Par acte extrajudiciaire du 29 décembre 2016, la société Picard Surgelés a sollicité le renouvellement de son bail pour 9 ans à compter du 1er janvier 2017.

Après échange de mémoires entre les parties, par acte extrajudiciaire du 1er février 2019, la société Picard Surgelés a fait assigner la société Ficommerce devant le juge des loyers commerciaux du tribunal judiciaire de Paris aux fins de voir notamment fixer à compter du 1er janvier 2017, le montant du loyer annuel en principal du bail renouvelé à la somme de 53.000 euros.

Par jugement du 14 août 2019, le juge des loyers commerciaux a désigné M. [X] [R] expert judiciaire aux fins de rechercher la valeur locative des lieux loués à la date du 1er janvier 2017. L'expert judiciaire a déposé son rapport le 15 mai 2020 retenant une valeur locative en renouvellement au 1er janvier 2017 de 67.146 euros, après abattement.

Par jugement du 6 avril 2021, le juge des loyers commerciaux du tribunal judiciaire de Paris a :

- fixé à la somme de 64.330 euros en principal, hors taxes et hors charges, par an, à compter du 1er janvier 2017, le montant du loyer annuel du bail renouvelé entre la société Picard Surgelés et la société Ficommerce, et portant sur les locaux dépendant d'un immeuble situé [Adresse 2] à [Localité 6] ;

- dit qu'ont couru des intérêts au taux légal sur le différentiel entre le loyer effectivement acquitté et le loyer finalement dû, à compter du 1er février 2019 pour les loyers échus avant cette date, puis à compter de chaque échéance contractuelle pour les loyers échus après cette date ;

- partagé les dépens, en ce inclus les coûts d'expertise, par moitié entre les parties ;

- ordonné l'exécution provisoire ;

- rejeté toute demande plus ample ou contraire.

Par déclaration du 18 juin 2021, la société Ficommerce a interjeté appel de ce jugement.

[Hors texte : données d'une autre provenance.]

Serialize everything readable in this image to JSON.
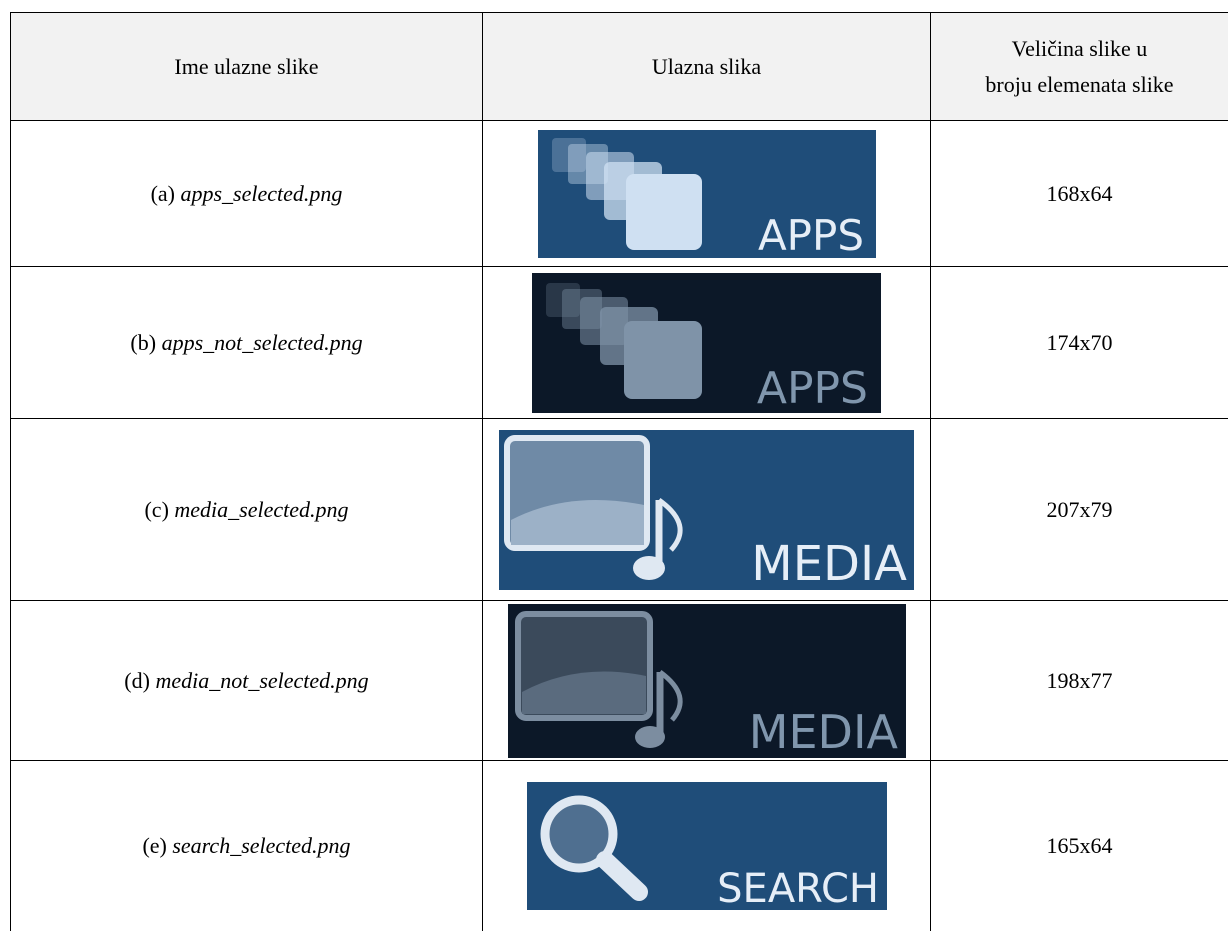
{
  "table": {
    "header": [
      "Ime ulazne slike",
      "Ulazna slika",
      [
        "Veličina slike u",
        "broju elemenata slike"
      ]
    ],
    "rows": [
      {
        "prefix": "(a)",
        "file": "apps_selected.png",
        "image_label": "APPS",
        "size": "168x64"
      },
      {
        "prefix": "(b)",
        "file": "apps_not_selected.png",
        "image_label": "APPS",
        "size": "174x70"
      },
      {
        "prefix": "(c)",
        "file": "media_selected.png",
        "image_label": "MEDIA",
        "size": "207x79"
      },
      {
        "prefix": "(d)",
        "file": "media_not_selected.png",
        "image_label": "MEDIA",
        "size": "198x77"
      },
      {
        "prefix": "(e)",
        "file": "search_selected.png",
        "image_label": "SEARCH",
        "size": "165x64"
      }
    ]
  }
}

La clôture de l'instruction a été prononcée par ordonnance du 4 octobre 2023.

MOYENS ET PRÉTENTIONS

Par conclusions déposées le 29 juin 2023, la société Ficommerce, appelante, demande à la Cour de :

- recevoir la société Ficommerce en son appel, ses demandes, fins et conclusions et la dire bien fondée ;

- infirmer le jugement rendu par le Juge des loyers commerciaux du tribunal judiciaire de Paris le 16 avril 2021 en ce qu'il a :

- fixé à la somme de 64.330 euros en principal, hors taxes et hors charges, par an, à compter du 1er janvier 2017, le montant du loyer annuel du bail renouvelé entre la société Picard Surgelés et la société Ficommerce, et portant sur des locaux dépendant d'un immeuble situé [Adresse 2] à [Localité 6] ;

- dit qu'ont couru des intérêts au taux légal sur le différentiel entre le loyer effectivement acquitté et le loyer finalement dû, à compter du 1er février 2019 pour les loyers échus avant cette date, puis à compter de chaque échéance contractuelle pour les loyers échus après cette date ;

- partagé les dépens, en ce inclus les coûts d'expertise, par moitié entre les parties ;

-rejeté toute demande plus ample ou contraire.

Et statuant à nouveau :

- déclarer que le montant du loyer du bail renouvelé à compter du 1er janvier 2017 doit être fixé à la valeur locative des locaux ;

- déclarer que la valeur locative des locaux loués du bail renouvelé s'élève à la date du 1er janvier 2017, à la somme annuelle de 75.075 euros hors charges et hors taxes ;

- déclarer que le juge des loyers commerciaux et qu'ainsi la cour d'appel ne sont pas compétents pour faire droit à la demande de la société Picard surgelés visant à voir condamner la société Ficommerce aux intérêts de droit au taux légal sur la répétition des loyers trop payés par la société Picard surgelés ;

- déclarer en tout état de cause que les loyers trop perçus ne doivent pas porter intérêts au taux légal ;

En conséquence :

- fixer le montant du loyer du bail renouvelé entre la société Ficommerce et la société Picard surgelés à la somme de 75.075 € (soixante-quinze mille soixante-quinze euros) hors charges, hors taxes par an à compter du 1er janvier 2017, conformément à l'article L. 145-33 du code de commerce ;

- déclarer que le juge des loyers commerciaux et qu'ainsi la cour d'appel ne sont pas compétents pour faire droit à la demande de la société Picard Surgelés, d'assortir la restitution d'un éventuel trop-perçu d'un intérêt au taux légal avec capitalisation ;

- déclarer que la demande de la société Picard Surgelés visant à ce que le trop-perçu de loyer ne soit pas assorti d'un intérêt au taux légal avec capitalisation des intérêts est mal fondée ;

- débouter la société Picard surgelés de l'intégralité de ses demandes, fins et conclusions et notamment celle au titre des intérêts sur le trop-perçu et à titre subsidiaire, si par extraordinaire il était retenu un abattement sur la valeur locative au titre de la taxe foncière, il ne pourrait être que de 1.631,88 € et non de 1.944 € comme retenu par le juge des loyers commerciaux lors de la procédure de première instance ;

En tout état de cause :

- débouter la société Picard Surgelés de l'intégralité de ses demandes, fins et conclusions et notamment et notamment celles issues de son appel incident ;

- condamner la société Picard Surgelés à payer à la société Ficommerce la somme de 5.000 euros au titre de l'article 700 du code de procédure civile ;

- condamner la société Picard Surgelés aux entiers dépens en ce compris les frais d'expertise.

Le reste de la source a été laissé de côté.